Lo skyline di una delle capitali mondiali più dinamiche, ovvero Londra, potrebbe presto arricchirsi di un nuovo protagonista dell’architettura in verticale: lo hanno già soprannominato The Tulip, per la forma che richiama il celebre fiore simbolo dei Paesi Bassi, ma della sua delicatezza e leggerezza avrà ben poco, se si pensa ad un colosso di cemento e vetro alto 305 metri, il secondo grattacielo della City, superato solo da “The Shard”, l’edificio progettato da Renzo Piano, che di metri ne misura 309.
Lo scorso 2 aprile, il City of London’s Planning and Transportation Committee, che amministra la capitale britannica, ha dato il via libera al progetto con 18 voti favorevoli e 7 contrari: i lavori dovrebbe iniziare nel corso del 2020 per concludersi entro il 2025. L’opera è stata ideata e progettata dal rinomato studio di architettura Foster + Partners, già autore del famoso “The Gherkin” nel 2004, accanto al quale dovrebbe sorgere il Tulip, al numero 20 di Bury Street: finanziatore dell’opera è Safra Group, grande network industriale e finanziario internazionale, formato da holding di investimento e istituti bancari privati. Ma in cosa consiste la particolarità del Tulip e a quali usi sarà destinato? Ciò che colpisce dai render e dai filmati promozionali rilasciati sul sito ufficiale thetulip.com è, senza dubbio, la parte terminale della struttura, il cosiddetto “bocciolo di vetro”, una sezione di 12 piani di altezza composta principalmente da ampie superfici in vetro ad alte prestazioni, che permetterà una visione panoramica di Londra a 360 gradi. Per spostarsi da un piano all’altro, saranno in uso degli spettacolari ascensori esterni, delle piccole capsule completamente trasparenti, chiamate “Gondole”, che scivoleranno su e giù tra gli immaginari petali del Tulip, promettendo un’esperienza unica di visione. Dal punto di vista funzionale, ciò che distingue questo grattacielo da tutti gli altri presenti a Londra, è l’uso a cui sarà destinato: non sede di banche, importanti uffici o aziende, ma un polo culturale destinato alle persone, sia residenti che turisti, con l’organizzazione di mostre, eventi ed attività specifiche di formazione per le scolaresche locali (circa 20mila visite gratuite all’anno garantite per bambini e ragazzi dai 5 ai 16 anni d’età). E poi ristoranti, bar ed aree per svago e relax, con capienza fino a 1500 persone.

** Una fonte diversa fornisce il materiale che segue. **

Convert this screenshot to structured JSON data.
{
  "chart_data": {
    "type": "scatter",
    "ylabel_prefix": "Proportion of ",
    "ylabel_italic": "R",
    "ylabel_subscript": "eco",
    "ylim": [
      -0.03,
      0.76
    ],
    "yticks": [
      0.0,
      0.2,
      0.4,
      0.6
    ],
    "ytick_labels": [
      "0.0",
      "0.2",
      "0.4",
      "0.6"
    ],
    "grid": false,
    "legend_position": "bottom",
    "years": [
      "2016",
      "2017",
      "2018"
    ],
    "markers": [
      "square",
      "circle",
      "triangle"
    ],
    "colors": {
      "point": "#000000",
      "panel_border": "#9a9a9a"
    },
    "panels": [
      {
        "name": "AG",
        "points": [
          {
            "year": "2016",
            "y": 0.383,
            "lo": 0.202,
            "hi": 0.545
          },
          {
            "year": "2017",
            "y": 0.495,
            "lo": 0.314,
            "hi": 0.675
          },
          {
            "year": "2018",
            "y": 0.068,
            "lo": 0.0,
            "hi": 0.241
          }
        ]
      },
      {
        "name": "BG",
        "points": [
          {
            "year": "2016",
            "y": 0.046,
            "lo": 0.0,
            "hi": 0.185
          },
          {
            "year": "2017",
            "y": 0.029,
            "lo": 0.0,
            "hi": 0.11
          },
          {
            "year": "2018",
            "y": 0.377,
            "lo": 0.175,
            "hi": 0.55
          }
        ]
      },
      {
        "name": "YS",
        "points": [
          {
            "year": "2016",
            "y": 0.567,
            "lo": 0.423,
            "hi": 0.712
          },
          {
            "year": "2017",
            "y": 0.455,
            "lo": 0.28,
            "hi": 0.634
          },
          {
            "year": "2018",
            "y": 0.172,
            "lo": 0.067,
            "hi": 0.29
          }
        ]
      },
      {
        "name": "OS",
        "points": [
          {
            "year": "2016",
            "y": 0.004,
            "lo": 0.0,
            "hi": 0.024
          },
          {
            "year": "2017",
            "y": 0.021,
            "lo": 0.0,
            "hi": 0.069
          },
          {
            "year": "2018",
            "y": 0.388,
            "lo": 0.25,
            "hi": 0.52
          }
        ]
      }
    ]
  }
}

Afferma entusiasta Norman Foster, architetto a capo del progetto: “The Tulip incarna lo spirito di una città progressista e lungimirante come Londra e offre significativi vantaggi a londinesi e visitatori, ponendosi come punto di riferimento culturale e sociale con una ricca proposta educativa rivolta alle generazioni future».
«Siamo lieti di beneficiare dell’eccezionale talento di Foster and Partners nell’offrire a Londra questa costruzione – ha dichiarato Jacob J. Safra, della Safra Group -. L’eleganza e la leggiadra forza del tulipano completano l’iconico Gherkin».

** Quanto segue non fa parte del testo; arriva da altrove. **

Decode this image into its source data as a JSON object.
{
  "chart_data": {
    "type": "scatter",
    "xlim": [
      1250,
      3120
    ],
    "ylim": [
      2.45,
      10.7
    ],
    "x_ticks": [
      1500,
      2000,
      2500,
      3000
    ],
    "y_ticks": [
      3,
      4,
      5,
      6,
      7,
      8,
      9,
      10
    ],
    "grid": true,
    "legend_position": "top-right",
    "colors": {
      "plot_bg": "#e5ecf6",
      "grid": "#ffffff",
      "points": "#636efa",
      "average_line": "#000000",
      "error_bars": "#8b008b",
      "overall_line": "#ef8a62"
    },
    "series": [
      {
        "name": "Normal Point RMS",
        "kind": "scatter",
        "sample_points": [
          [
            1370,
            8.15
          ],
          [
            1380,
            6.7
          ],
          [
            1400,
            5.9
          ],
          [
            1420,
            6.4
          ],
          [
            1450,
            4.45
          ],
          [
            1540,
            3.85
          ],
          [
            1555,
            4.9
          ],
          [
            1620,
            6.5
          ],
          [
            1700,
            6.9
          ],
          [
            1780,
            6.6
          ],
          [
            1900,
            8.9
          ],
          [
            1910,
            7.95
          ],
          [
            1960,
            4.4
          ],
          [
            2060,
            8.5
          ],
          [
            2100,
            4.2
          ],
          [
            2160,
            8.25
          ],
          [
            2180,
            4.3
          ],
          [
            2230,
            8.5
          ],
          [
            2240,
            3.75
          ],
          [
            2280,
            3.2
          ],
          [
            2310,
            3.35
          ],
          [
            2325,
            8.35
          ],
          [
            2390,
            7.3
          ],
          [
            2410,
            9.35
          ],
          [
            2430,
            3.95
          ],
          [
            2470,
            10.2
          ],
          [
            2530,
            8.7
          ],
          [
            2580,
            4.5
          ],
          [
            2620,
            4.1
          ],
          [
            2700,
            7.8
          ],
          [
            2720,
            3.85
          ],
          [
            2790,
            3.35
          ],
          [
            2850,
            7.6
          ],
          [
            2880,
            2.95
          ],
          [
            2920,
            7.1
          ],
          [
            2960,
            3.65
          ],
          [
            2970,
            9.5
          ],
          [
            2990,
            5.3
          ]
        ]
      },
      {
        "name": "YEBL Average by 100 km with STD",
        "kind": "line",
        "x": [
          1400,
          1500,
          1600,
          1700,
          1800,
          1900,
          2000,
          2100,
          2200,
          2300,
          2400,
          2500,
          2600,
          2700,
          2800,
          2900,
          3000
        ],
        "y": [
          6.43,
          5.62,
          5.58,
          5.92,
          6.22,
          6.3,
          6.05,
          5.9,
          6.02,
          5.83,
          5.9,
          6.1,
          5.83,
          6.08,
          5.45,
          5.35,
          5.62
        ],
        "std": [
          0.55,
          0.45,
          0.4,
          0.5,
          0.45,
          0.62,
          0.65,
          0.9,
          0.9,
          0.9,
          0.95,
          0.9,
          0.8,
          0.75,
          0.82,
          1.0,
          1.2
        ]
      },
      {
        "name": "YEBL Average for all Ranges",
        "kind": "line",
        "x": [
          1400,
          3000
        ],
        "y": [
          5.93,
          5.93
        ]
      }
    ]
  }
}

Particolare attenzione è stata posta anche dal punto di vista della cura nel causare il minimo impatto ambientale, con l’obiettivo di ridurre, quanto più possibile, le ricadute negative di un simile gigante architettonico: a questo proposito è stato utilizzato un vetro altamente performante, in grado di isolare termicamente gli ambienti interni e richiedere quindi un basso consumo di energia elettrica, mentre l’installazione di celle fotovoltaiche contribuirà a produrre energia pulita. Alla base dell’edificio è poi stata proposta la costruzione di un parco pubblico, per aumentare l’attuale superficie verde di 8.5 volte.
Dal punto di vista finanziario, la valutazione commissionata dai responsabili del progetto all’agenzia Deloitte ha stimato che “The Tulip” offrirebbe a Londra benefici economici per circa 1 miliardo di sterline in valore monetizzato complessivo entro il 2045 e la creazione di 600 nuovi posti di lavoro.

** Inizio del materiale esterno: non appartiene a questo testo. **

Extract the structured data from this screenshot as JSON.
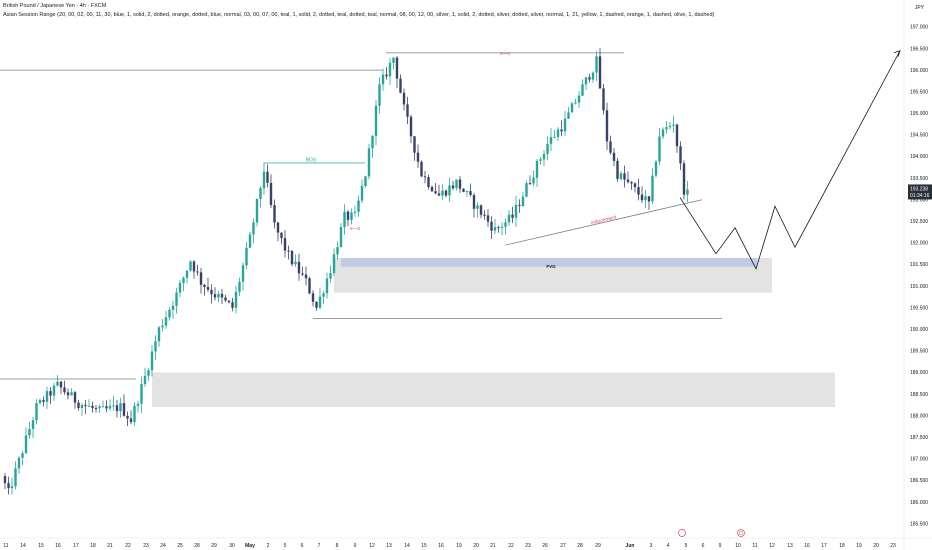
{
  "header": {
    "title": "British Pound / Japanese Yen · 4h · FXCM",
    "indicator": "Asian Session Range (20, 00, 02, 00, 11, 30, blue, 1, solid, 2, dotted, orange, dotted, blue, normal, 03, 00, 07, 00, teal, 1, solid, 2, dotted, teal, dotted, teal, normal, 08, 00, 12, 00, silver, 1, solid, 2, dotted, silver, dotted, silver, normal, 1, 21, yellow, 1, dashed, orange, 1, dashed, olive, 1, dashed)"
  },
  "currency": "JPY",
  "price_box": {
    "price": "193.238",
    "countdown": "01:34:16"
  },
  "colors": {
    "up": "#26a69a",
    "down": "#3a4168",
    "fvg": "#bcc8e6",
    "zone": "#e3e3e3",
    "bos": "#26a69a",
    "inducement": "#e0475c",
    "price_box": "#2a2e39"
  },
  "chart_data": {
    "type": "candlestick",
    "y_range": [
      185.4,
      197.3
    ],
    "y_ticks": [
      "185.500",
      "186.000",
      "186.500",
      "187.000",
      "187.500",
      "188.000",
      "188.500",
      "189.000",
      "189.500",
      "190.000",
      "190.500",
      "191.000",
      "191.500",
      "192.000",
      "192.500",
      "193.000",
      "193.500",
      "194.000",
      "194.500",
      "195.000",
      "195.500",
      "196.000",
      "196.500",
      "197.000"
    ],
    "x_ticks": [
      "11",
      "14",
      "15",
      "16",
      "17",
      "18",
      "21",
      "22",
      "23",
      "24",
      "25",
      "28",
      "29",
      "30",
      "May",
      "2",
      "5",
      "6",
      "7",
      "8",
      "9",
      "12",
      "13",
      "14",
      "15",
      "16",
      "19",
      "20",
      "21",
      "22",
      "23",
      "26",
      "27",
      "28",
      "29",
      "Jun",
      "3",
      "4",
      "5",
      "6",
      "9",
      "10",
      "11",
      "12",
      "13",
      "16",
      "17",
      "18",
      "19",
      "20",
      "23"
    ],
    "annotations": {
      "bos_label": "BOS",
      "inducement_label": "inducement",
      "fvg_label": "FVG",
      "x_label": "x—x"
    },
    "event_icons": [
      "flag",
      "dividend"
    ],
    "candle_count": 196,
    "last_close": 193.238,
    "key_levels": {
      "top_high": 196.4,
      "bos_level": 193.85,
      "left_high": 196.0,
      "left_low_level": 188.85,
      "sweep_low": 190.25,
      "fvg_top": 191.65,
      "fvg_bottom": 191.45,
      "zone_bottom": 190.85,
      "lower_zone_top": 189.0,
      "lower_zone_bottom": 188.2
    },
    "forecast_path": [
      193.05,
      191.75,
      192.35,
      191.4,
      192.85,
      191.9,
      196.45
    ]
  }
}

Adesso la questione passa nelle mani del sindaco di Londra, Sadiq Khan, che dovrà decidere se garantire l’approvazione del progetto e autorizzare i permessi a costruire, valutando, in particolar modo, le obiezioni poste al progetto dal vicino aeroporto (distante circa 9 km dal sito adibito alla costruzione), che ha messo in luce le possibili interferenze sui radar causate dall’altezza e dagli elementi rotanti sulla facciata del Tulip.